Drinking raw cow's milk also seems to be involved, Holbreich said.

The going theory is this early exposure to the diverse potential allergens and pathogens on a farm trains the immune system to recognize them, but not overreact to the harmless ones.
 Maybe it is exposure to microbes, or maybe it is inbreeding.  Anyway, I believe I've been exposed to all kinds of microbes with no ill effects.  Others disagree with the assessment of the ill effects.

Baseball In Washington

With the Nationals on top in the NL East, there has been a lot of focus on the history of baseball futility in Washington:
By the dawn of what would be known, for other reasons, as the American Century, the Senators were so bad that they had become a popular vaudeville gag: “The folks in the theater, the man in the street and the children in school knew that Washington was first in peace, first in war, and last in the American League,” Povich wrote. A Renaissance began when Walter Johnson came to town—several pennants were captured, in addition to the ’24 Series. The political exploitation of D.C. baseball by incumbent Presidents also flourished.
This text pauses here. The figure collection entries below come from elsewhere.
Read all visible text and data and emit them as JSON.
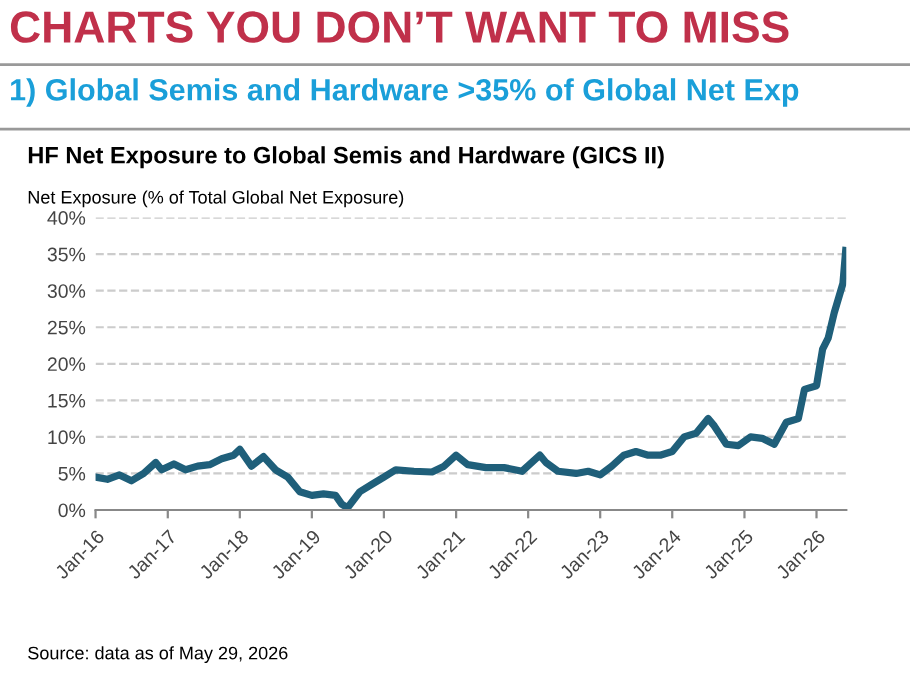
{
  "chart_data": {
    "type": "line",
    "title": "CHARTS YOU DON’T WANT TO MISS",
    "subtitle": "1) Global Semis and Hardware >35% of Global Net Exp",
    "annotations": [
      "HF Net Exposure to Global Semis and Hardware (GICS II)",
      "Source: data as of May 29, 2026"
    ],
    "ylabel": "Net Exposure (% of Total Global Net Exposure)",
    "x": [
      "2016-01",
      "2016-03",
      "2016-05",
      "2016-07",
      "2016-09",
      "2016-11",
      "2016-12",
      "2017-02",
      "2017-04",
      "2017-06",
      "2017-08",
      "2017-10",
      "2017-12",
      "2018-01",
      "2018-03",
      "2018-05",
      "2018-07",
      "2018-09",
      "2018-11",
      "2019-01",
      "2019-03",
      "2019-05",
      "2019-06",
      "2019-07",
      "2019-09",
      "2019-11",
      "2020-01",
      "2020-03",
      "2020-06",
      "2020-09",
      "2020-11",
      "2021-01",
      "2021-03",
      "2021-06",
      "2021-09",
      "2021-12",
      "2022-03",
      "2022-04",
      "2022-06",
      "2022-09",
      "2022-11",
      "2023-01",
      "2023-03",
      "2023-05",
      "2023-07",
      "2023-09",
      "2023-11",
      "2024-01",
      "2024-03",
      "2024-05",
      "2024-07",
      "2024-08",
      "2024-10",
      "2024-12",
      "2025-02",
      "2025-04",
      "2025-06",
      "2025-08",
      "2025-10",
      "2025-11",
      "2026-01",
      "2026-02",
      "2026-03",
      "2026-04",
      "2026-05-15",
      "2026-05-29"
    ],
    "series": [
      {
        "color": "#1f5f7a",
        "values": [
          4.5,
          4.2,
          4.8,
          4.0,
          5.0,
          6.5,
          5.5,
          6.3,
          5.5,
          6.0,
          6.2,
          7.0,
          7.5,
          8.3,
          6.0,
          7.3,
          5.5,
          4.5,
          2.5,
          2.0,
          2.2,
          2.0,
          0.8,
          0.3,
          2.5,
          3.5,
          4.5,
          5.5,
          5.3,
          5.2,
          6.0,
          7.5,
          6.2,
          5.8,
          5.8,
          5.3,
          7.5,
          6.5,
          5.3,
          5.0,
          5.3,
          4.8,
          6.0,
          7.5,
          8.0,
          7.5,
          7.5,
          8.0,
          10.0,
          10.5,
          12.5,
          11.5,
          9.0,
          8.8,
          10.0,
          9.8,
          9.0,
          12.0,
          12.5,
          16.5,
          17.0,
          22.0,
          23.5,
          27.0,
          31.0,
          35.5
        ]
      }
    ],
    "xlim": [
      "2016-01",
      "2026-06"
    ],
    "xticks": [
      {
        "value": "2016-01",
        "label": "Jan-16"
      },
      {
        "value": "2017-01",
        "label": "Jan-17"
      },
      {
        "value": "2018-01",
        "label": "Jan-18"
      },
      {
        "value": "2019-01",
        "label": "Jan-19"
      },
      {
        "value": "2020-01",
        "label": "Jan-20"
      },
      {
        "value": "2021-01",
        "label": "Jan-21"
      },
      {
        "value": "2022-01",
        "label": "Jan-22"
      },
      {
        "value": "2023-01",
        "label": "Jan-23"
      },
      {
        "value": "2024-01",
        "label": "Jan-24"
      },
      {
        "value": "2025-01",
        "label": "Jan-25"
      },
      {
        "value": "2026-01",
        "label": "Jan-26"
      }
    ],
    "ylim": [
      0,
      40
    ],
    "yticks": [
      {
        "value": 0,
        "label": "0%"
      },
      {
        "value": 5,
        "label": "5%"
      },
      {
        "value": 10,
        "label": "10%"
      },
      {
        "value": 15,
        "label": "15%"
      },
      {
        "value": 20,
        "label": "20%"
      },
      {
        "value": 25,
        "label": "25%"
      },
      {
        "value": 30,
        "label": "30%"
      },
      {
        "value": 35,
        "label": "35%"
      },
      {
        "value": 40,
        "label": "40%"
      }
    ],
    "grid": "y",
    "legend": false,
    "marker": "none",
    "line_style": "solid"
  }
}
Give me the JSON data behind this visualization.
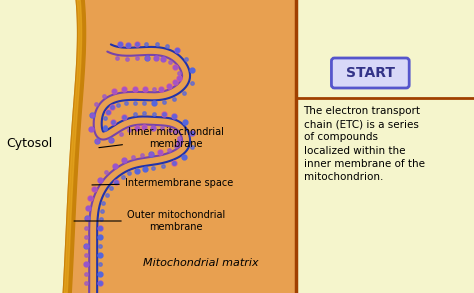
{
  "bg_color": "#f5f5cc",
  "mito_color": "#e8a050",
  "outer_membrane_color_dark": "#c8820a",
  "outer_membrane_color_light": "#e8a820",
  "cytosol_text": "Cytosol",
  "label_inner": "Inner mitochondrial\nmembrane",
  "label_inter": "Intermembrane space",
  "label_outer": "Outer mitochondrial\nmembrane",
  "label_matrix": "Mitochondrial matrix",
  "start_text": "START",
  "start_box_color": "#d8d8f8",
  "start_border_color": "#5555cc",
  "divider_color": "#a04000",
  "description": "The electron transport\nchain (ETC) is a series\nof compounds\nlocalized within the\ninner membrane of the\nmitochondrion.",
  "right_bg": "#f5f5cc",
  "membrane_blue": "#2233aa",
  "membrane_purple": "#7744aa",
  "bead_purple": "#9955cc",
  "bead_pink": "#cc55aa",
  "bead_blue": "#5566dd"
}
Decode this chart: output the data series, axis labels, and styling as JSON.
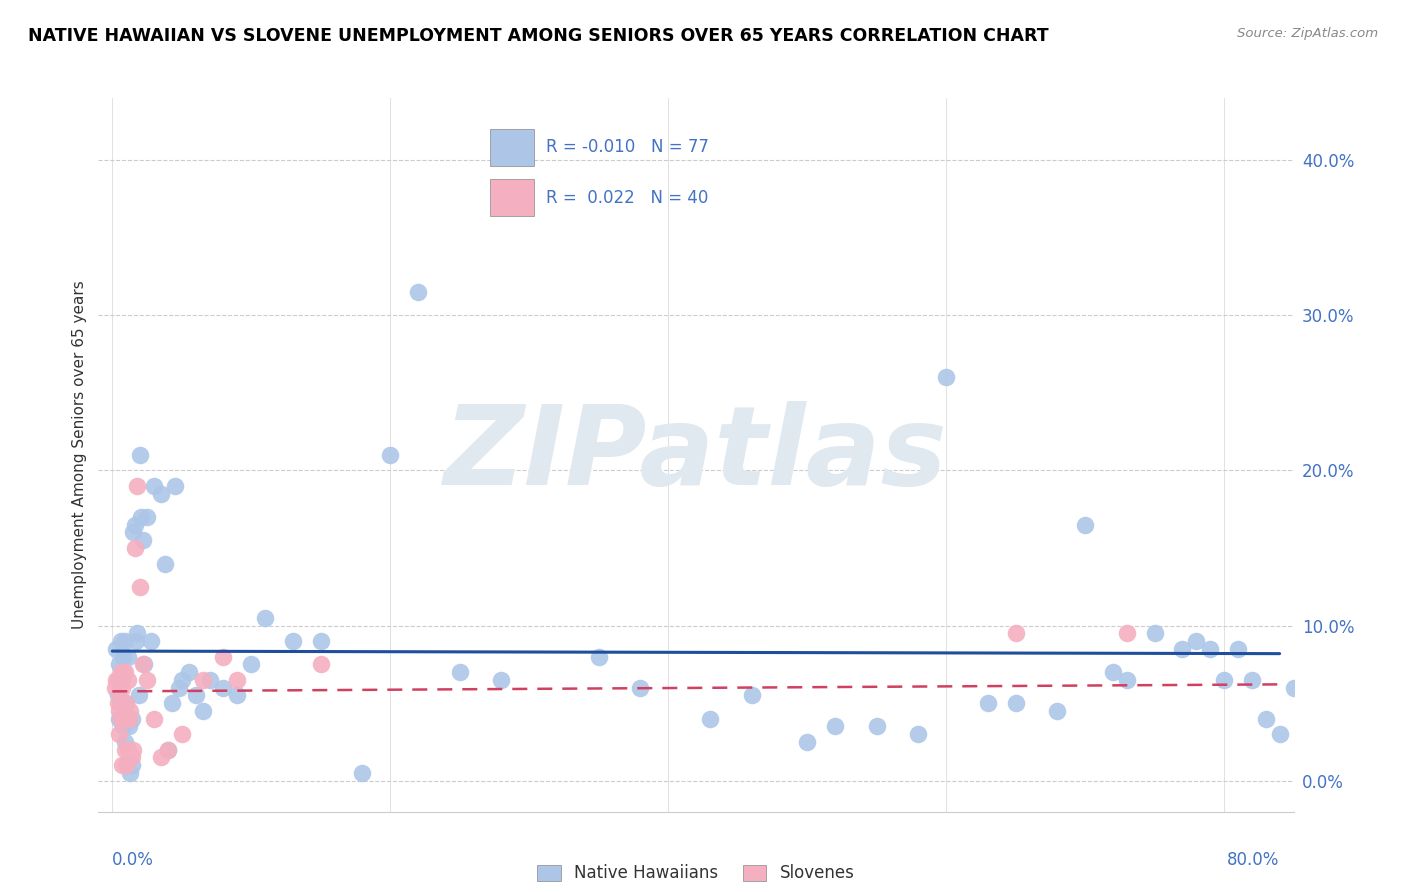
{
  "title": "NATIVE HAWAIIAN VS SLOVENE UNEMPLOYMENT AMONG SENIORS OVER 65 YEARS CORRELATION CHART",
  "source": "Source: ZipAtlas.com",
  "ylabel": "Unemployment Among Seniors over 65 years",
  "ytick_labels": [
    "0.0%",
    "10.0%",
    "20.0%",
    "30.0%",
    "40.0%"
  ],
  "ytick_values": [
    0.0,
    0.1,
    0.2,
    0.3,
    0.4
  ],
  "xtick_labels": [
    "0.0%",
    "80.0%"
  ],
  "xtick_values": [
    0.0,
    0.8
  ],
  "xlim": [
    -0.01,
    0.85
  ],
  "ylim": [
    -0.02,
    0.44
  ],
  "legend_label1": "Native Hawaiians",
  "legend_label2": "Slovenes",
  "R1": "-0.010",
  "N1": "77",
  "R2": "0.022",
  "N2": "40",
  "color_blue": "#adc6e8",
  "color_pink": "#f4afc0",
  "color_text_blue": "#4472c4",
  "color_line_blue": "#1f4e9c",
  "color_line_pink": "#d04060",
  "color_grid": "#cccccc",
  "watermark_color": "#e0e8f0",
  "blue_x": [
    0.003,
    0.004,
    0.005,
    0.005,
    0.006,
    0.006,
    0.007,
    0.008,
    0.008,
    0.009,
    0.009,
    0.01,
    0.01,
    0.011,
    0.012,
    0.013,
    0.014,
    0.014,
    0.015,
    0.016,
    0.017,
    0.018,
    0.019,
    0.02,
    0.021,
    0.022,
    0.023,
    0.025,
    0.028,
    0.03,
    0.035,
    0.038,
    0.04,
    0.043,
    0.045,
    0.048,
    0.05,
    0.055,
    0.06,
    0.065,
    0.07,
    0.08,
    0.09,
    0.1,
    0.11,
    0.13,
    0.15,
    0.18,
    0.2,
    0.22,
    0.25,
    0.28,
    0.35,
    0.38,
    0.43,
    0.46,
    0.5,
    0.52,
    0.55,
    0.58,
    0.6,
    0.63,
    0.65,
    0.68,
    0.7,
    0.72,
    0.73,
    0.75,
    0.77,
    0.78,
    0.79,
    0.8,
    0.81,
    0.82,
    0.83,
    0.84,
    0.85
  ],
  "blue_y": [
    0.085,
    0.055,
    0.04,
    0.075,
    0.05,
    0.09,
    0.065,
    0.035,
    0.08,
    0.025,
    0.09,
    0.05,
    0.01,
    0.08,
    0.035,
    0.005,
    0.04,
    0.01,
    0.16,
    0.165,
    0.09,
    0.095,
    0.055,
    0.21,
    0.17,
    0.155,
    0.075,
    0.17,
    0.09,
    0.19,
    0.185,
    0.14,
    0.02,
    0.05,
    0.19,
    0.06,
    0.065,
    0.07,
    0.055,
    0.045,
    0.065,
    0.06,
    0.055,
    0.075,
    0.105,
    0.09,
    0.09,
    0.005,
    0.21,
    0.315,
    0.07,
    0.065,
    0.08,
    0.06,
    0.04,
    0.055,
    0.025,
    0.035,
    0.035,
    0.03,
    0.26,
    0.05,
    0.05,
    0.045,
    0.165,
    0.07,
    0.065,
    0.095,
    0.085,
    0.09,
    0.085,
    0.065,
    0.085,
    0.065,
    0.04,
    0.03,
    0.06
  ],
  "pink_x": [
    0.002,
    0.003,
    0.004,
    0.004,
    0.005,
    0.005,
    0.005,
    0.006,
    0.006,
    0.006,
    0.007,
    0.007,
    0.008,
    0.008,
    0.009,
    0.009,
    0.009,
    0.01,
    0.01,
    0.011,
    0.011,
    0.012,
    0.013,
    0.014,
    0.015,
    0.016,
    0.018,
    0.02,
    0.022,
    0.025,
    0.03,
    0.035,
    0.04,
    0.05,
    0.065,
    0.08,
    0.09,
    0.15,
    0.65,
    0.73
  ],
  "pink_y": [
    0.06,
    0.065,
    0.05,
    0.065,
    0.03,
    0.045,
    0.065,
    0.04,
    0.065,
    0.07,
    0.01,
    0.06,
    0.04,
    0.07,
    0.02,
    0.04,
    0.07,
    0.01,
    0.05,
    0.02,
    0.065,
    0.04,
    0.045,
    0.015,
    0.02,
    0.15,
    0.19,
    0.125,
    0.075,
    0.065,
    0.04,
    0.015,
    0.02,
    0.03,
    0.065,
    0.08,
    0.065,
    0.075,
    0.095,
    0.095
  ]
}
William Howard Taft, Woodrow Wilson, Warren Harding, Calvin Coolidge, Herbert Hoover, Franklin Roosevelt, Harry Truman, and Dwight Eisenhower all successively mugged for photographers and tossed out first pitches to the Senators on Opening Day, even if, after 1933, the home team usually stank. In 1960, an era of betrayal, open racism, and disillusionment arrived. Clark Griffith, the son of a successful Nats owner and manager, Calvin Griffith, became concerned that his Washington audience was “getting to be all colored,” as he put it, so he moved the Senators to Minnesota to create the Twins. “You only have fifteen thousand blacks here,” he explained later to Minnesota businessmen. Griffith said he appreciated his new fan base of “good hardworking white people.” (bold mine) President Eisenhower strong-armed baseball into creating an expansion team, also named the Senators, to compensate for Griffith’s departure. Those Senators floundered, and were bought by a debt-burdened failed Minnesota politician named Bob Short. Short schemed to move his team to a more lucrative market and sell them at profit. He eyed Dallas, Texas. On Short’s last night in town, in 1971, drunken fans carrying signs calling for the owner’s demise tore up stadium seats and the field. “This isn’t exactly a pleasure,” the team’s slugger, Frank Howard, remarked after the last game. “Nobody’s going to buy a horseshit product, and that’s what we’ve been.”
That is a great quote from Frank Howard, and a couple terrible ones from Clark Griffith. I didn't realize he moved the team to the Twin Cities because there weren't as many black people there.  That is shameful.

Not only are the Nationals doing well, but the Orioles are 18-9 out of the gate, and only 0.5 game behind Tampa Bay in the AL East.  So far it's been the best year the 21st century for baseball at the south end of the Acela corridor.  We'll see if it can last.